STF rejeita ação contra lei de recuperação e falência de empresas

Luiz Orlando Carneiro, JB Online

BRASÍLIA - Por maioria de 8 votos, o Supremo Tribunal Federal rejeitou a ação de inconstitucionalidade proposta pelo PDT contra parte da Lei 11.101/05, que regula a recuperação judicial, a extrajudicial e a falência de empresas. O partido contestava, sobretudo, os dispositivos que limitam os créditos trabalhistas, nesses casos, ao montante de 150 salários mínimos (atualmente R$ 69.750), e isentam o adquirente de empresa, nas mesmas situações, de obrigações de natureza trabalhista.

Na ação ajuizada em agosto de 2007 e ontem julgada, o PDT considerava que nas hipóteses de alienação judicial previstas nos artigos 60 e 141 teria havido descaso com a valoração do trabalho e a dignidade dos trabalhadores, na medida em que os eventuais arrematantes de empresas e seus ativos foram liberados de quaisquer ônus de natureza trabalhista . Ficaram vencidos, em parte, os ministros Ayres Britto e Marco Aurélio.

Os dois artigos o primeiro referente à recuperação judicial e o segundo à falência são idênticos, ao dispor que o objeto da alienação estará livre de qualquer ônus e não haverá sucessão do arrematante nas obrigações do devedor, inclusive as de natureza tributária . O inciso 2 do artigo 141, acrescenta as obrigações derivadas da legislação do trabalho . Contudo, o STF entendeu que a exceção relativa às obrigações trabalhistas estava implícita, também, no parágrafo único do artigo 60.

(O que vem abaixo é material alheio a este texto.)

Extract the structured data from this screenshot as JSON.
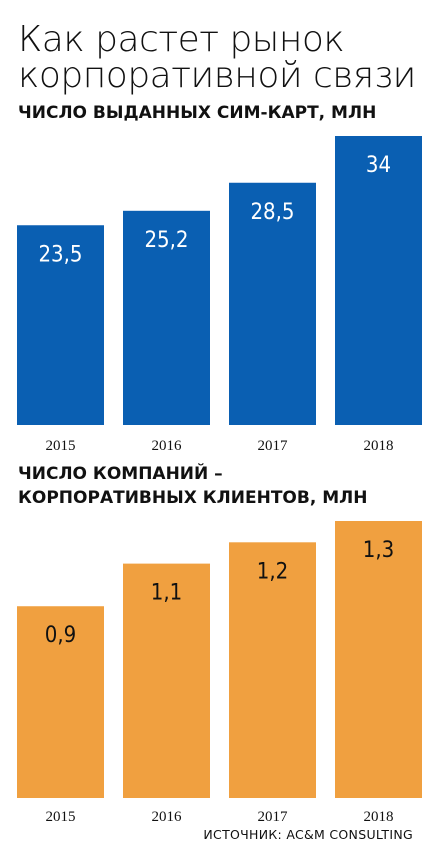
{
  "title_lines": [
    "Как растет рынок",
    "корпоративной связи"
  ],
  "colors": {
    "blue": "#0a5fb2",
    "orange": "#f0a040"
  },
  "chart_data": [
    {
      "type": "bar",
      "title": "ЧИСЛО ВЫДАННЫХ СИМ-КАРТ, МЛН",
      "categories": [
        "2015",
        "2016",
        "2017",
        "2018"
      ],
      "values": [
        23.5,
        25.2,
        28.5,
        34
      ],
      "value_labels": [
        "23,5",
        "25,2",
        "28,5",
        "34"
      ],
      "ylim": [
        0,
        34
      ],
      "grid": false
    },
    {
      "type": "bar",
      "title_lines": [
        "ЧИСЛО КОМПАНИЙ –",
        "КОРПОРАТИВНЫХ КЛИЕНТОВ, МЛН"
      ],
      "categories": [
        "2015",
        "2016",
        "2017",
        "2018"
      ],
      "values": [
        0.9,
        1.1,
        1.2,
        1.3
      ],
      "value_labels": [
        "0,9",
        "1,1",
        "1,2",
        "1,3"
      ],
      "ylim": [
        0,
        1.3
      ],
      "grid": false
    }
  ],
  "source": "ИСТОЧНИК: AC&M CONSULTING"
}
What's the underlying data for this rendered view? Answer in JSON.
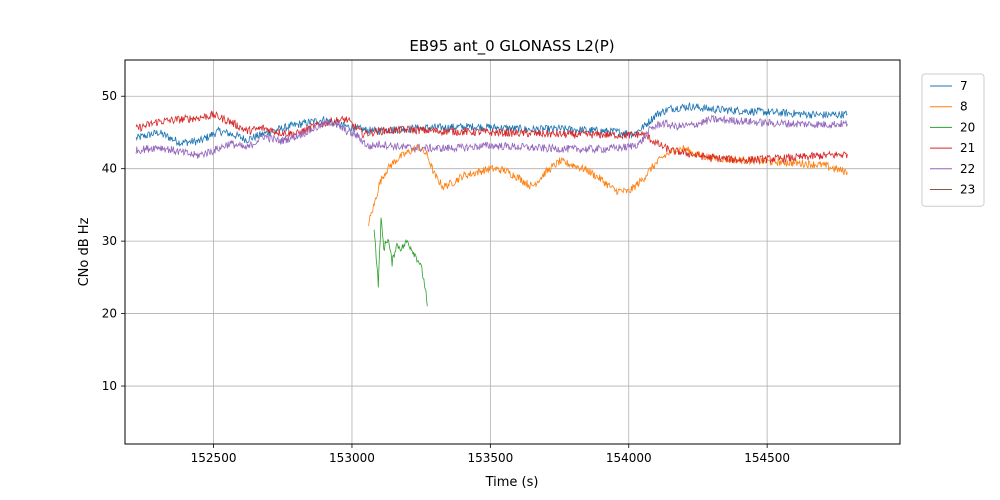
{
  "chart_data": {
    "type": "line",
    "title": "EB95 ant_0 GLONASS L2(P)",
    "xlabel": "Time (s)",
    "ylabel": "CNo dB Hz",
    "xlim": [
      152180,
      154980
    ],
    "ylim": [
      2,
      55
    ],
    "xticks": [
      152500,
      153000,
      153500,
      154000,
      154500
    ],
    "yticks": [
      10,
      20,
      30,
      40,
      50
    ],
    "grid": true,
    "legend_position": "outside-right-top",
    "series": [
      {
        "name": "7",
        "color": "#1f77b4",
        "x": [
          152220,
          152300,
          152380,
          152450,
          152520,
          152580,
          152620,
          152680,
          152750,
          152820,
          152900,
          152960,
          153020,
          153080,
          153150,
          153250,
          153350,
          153450,
          153550,
          153650,
          153750,
          153850,
          153950,
          154020,
          154060,
          154100,
          154150,
          154220,
          154300,
          154400,
          154500,
          154600,
          154700,
          154790
        ],
        "y": [
          44.2,
          45.0,
          43.6,
          43.8,
          45.2,
          44.6,
          44.0,
          44.8,
          45.6,
          46.2,
          46.8,
          46.0,
          45.5,
          45.2,
          45.4,
          45.6,
          45.7,
          45.8,
          45.6,
          45.4,
          45.5,
          45.3,
          45.1,
          44.8,
          46.0,
          47.5,
          48.3,
          48.6,
          48.2,
          48.0,
          47.8,
          47.6,
          47.4,
          47.5
        ]
      },
      {
        "name": "8",
        "color": "#ff7f0e",
        "x": [
          153060,
          153080,
          153100,
          153120,
          153140,
          153170,
          153200,
          153240,
          153270,
          153300,
          153330,
          153360,
          153400,
          153450,
          153500,
          153550,
          153600,
          153650,
          153700,
          153750,
          153800,
          153850,
          153900,
          153950,
          154000,
          154050,
          154080,
          154120,
          154160,
          154200,
          154240,
          154300,
          154400,
          154500,
          154600,
          154700,
          154790
        ],
        "y": [
          32.5,
          35.0,
          38.0,
          39.5,
          40.5,
          41.5,
          42.2,
          43.0,
          42.0,
          39.0,
          37.5,
          38.0,
          39.0,
          39.5,
          40.0,
          39.8,
          38.8,
          37.5,
          39.5,
          41.0,
          40.5,
          39.8,
          38.5,
          37.0,
          36.8,
          38.5,
          40.0,
          41.5,
          42.5,
          42.8,
          42.0,
          41.5,
          41.2,
          41.0,
          40.8,
          40.5,
          39.5
        ]
      },
      {
        "name": "20",
        "color": "#2ca02c",
        "x": [
          153080,
          153095,
          153105,
          153115,
          153130,
          153145,
          153160,
          153180,
          153200,
          153215,
          153230,
          153245,
          153255,
          153265,
          153272
        ],
        "y": [
          32.0,
          24.0,
          33.0,
          29.0,
          30.5,
          27.0,
          29.5,
          29.0,
          30.0,
          29.0,
          28.0,
          27.0,
          25.5,
          23.5,
          21.0
        ]
      },
      {
        "name": "21",
        "color": "#d62728",
        "x": [
          152220,
          152300,
          152380,
          152440,
          152500,
          152560,
          152620,
          152680,
          152740,
          152800,
          152860,
          152920,
          152980,
          153040,
          153100,
          153200,
          153300,
          153400,
          153500,
          153600,
          153700,
          153800,
          153900,
          154000,
          154050,
          154100,
          154150,
          154200,
          154250,
          154300,
          154400,
          154500,
          154600,
          154700,
          154790
        ],
        "y": [
          45.5,
          46.5,
          46.8,
          47.0,
          47.4,
          46.5,
          45.2,
          45.6,
          45.0,
          44.8,
          45.8,
          46.5,
          46.8,
          44.8,
          45.2,
          45.4,
          45.2,
          45.1,
          45.0,
          44.9,
          44.8,
          44.7,
          44.7,
          44.6,
          44.8,
          43.5,
          42.5,
          42.2,
          41.8,
          41.5,
          41.2,
          41.3,
          41.5,
          41.8,
          42.0
        ]
      },
      {
        "name": "22",
        "color": "#9467bd",
        "x": [
          152220,
          152300,
          152380,
          152440,
          152500,
          152560,
          152620,
          152680,
          152740,
          152800,
          152860,
          152920,
          152980,
          153020,
          153060,
          153100,
          153200,
          153300,
          153400,
          153500,
          153600,
          153700,
          153800,
          153900,
          154000,
          154040,
          154080,
          154120,
          154170,
          154230,
          154300,
          154400,
          154500,
          154600,
          154700,
          154790
        ],
        "y": [
          42.5,
          43.0,
          42.3,
          41.8,
          42.5,
          43.5,
          42.8,
          44.5,
          43.8,
          44.5,
          45.5,
          46.5,
          45.2,
          44.5,
          43.0,
          43.4,
          42.9,
          42.8,
          42.9,
          43.2,
          43.0,
          42.8,
          42.7,
          42.7,
          43.0,
          43.5,
          45.5,
          46.3,
          45.8,
          46.0,
          46.8,
          46.6,
          46.3,
          46.2,
          46.1,
          46.2
        ]
      },
      {
        "name": "23",
        "color": "#8c564b",
        "x": [],
        "y": []
      }
    ]
  }
}
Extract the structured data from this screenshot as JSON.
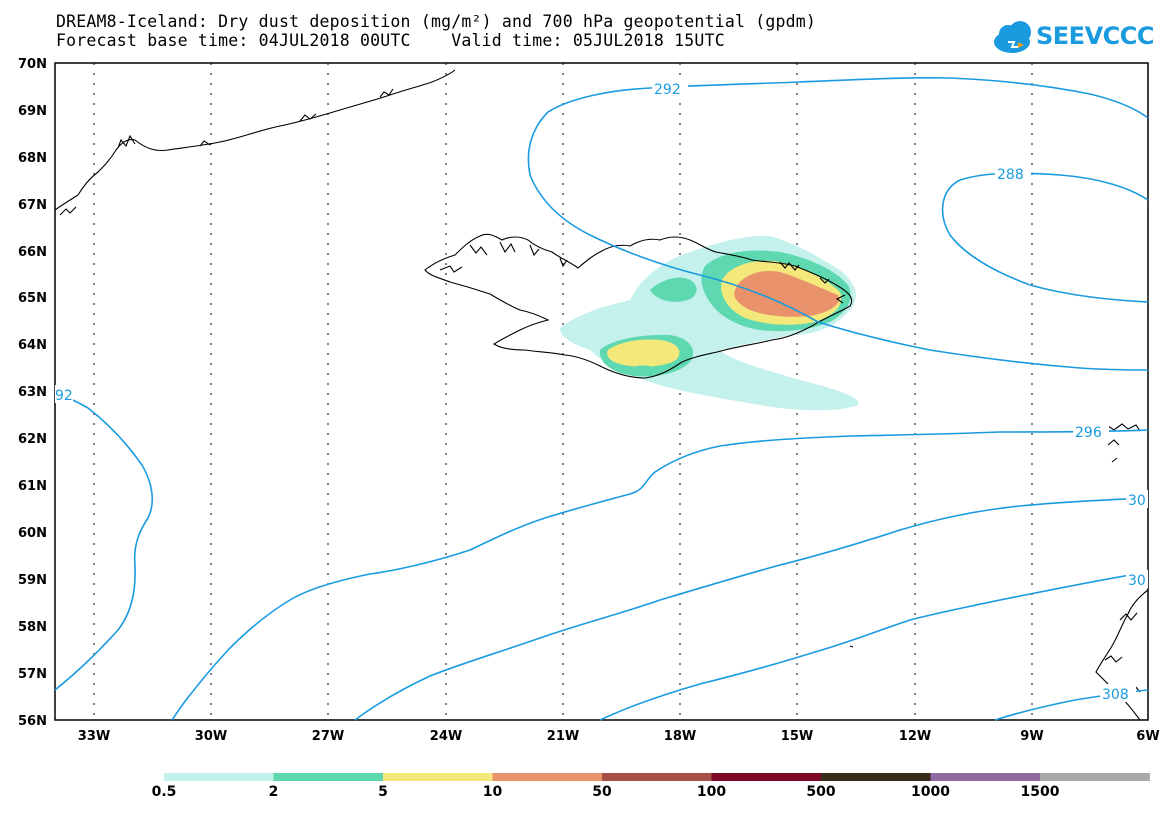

No seu voto vencedor, o ministro-relator, Ricardo Lewandoski,considerou que a lei em causa procurou, não só salvar a vida das empresas em dificuldades, levando em conta sua função social, mas também garantir a preferência dos credores trabalhistas mais necessitados nos casos de recuperação e falência de empresas. E destacou o próprio artigo 47 da Lei 11.101 como um reflexo dos princípios sociais inscritos na Constituição: A recuperação judicial tem por objetivo viabilizar a superação da situação de crise econômico-financeira do devedor, a fim de permitir a manutenção da fonte produtora, do emprego dos trabalhadores e dos interesses dos credores, promovendo, assim, a preservação da empresa, sua função social e o estímulo à atividade econômica .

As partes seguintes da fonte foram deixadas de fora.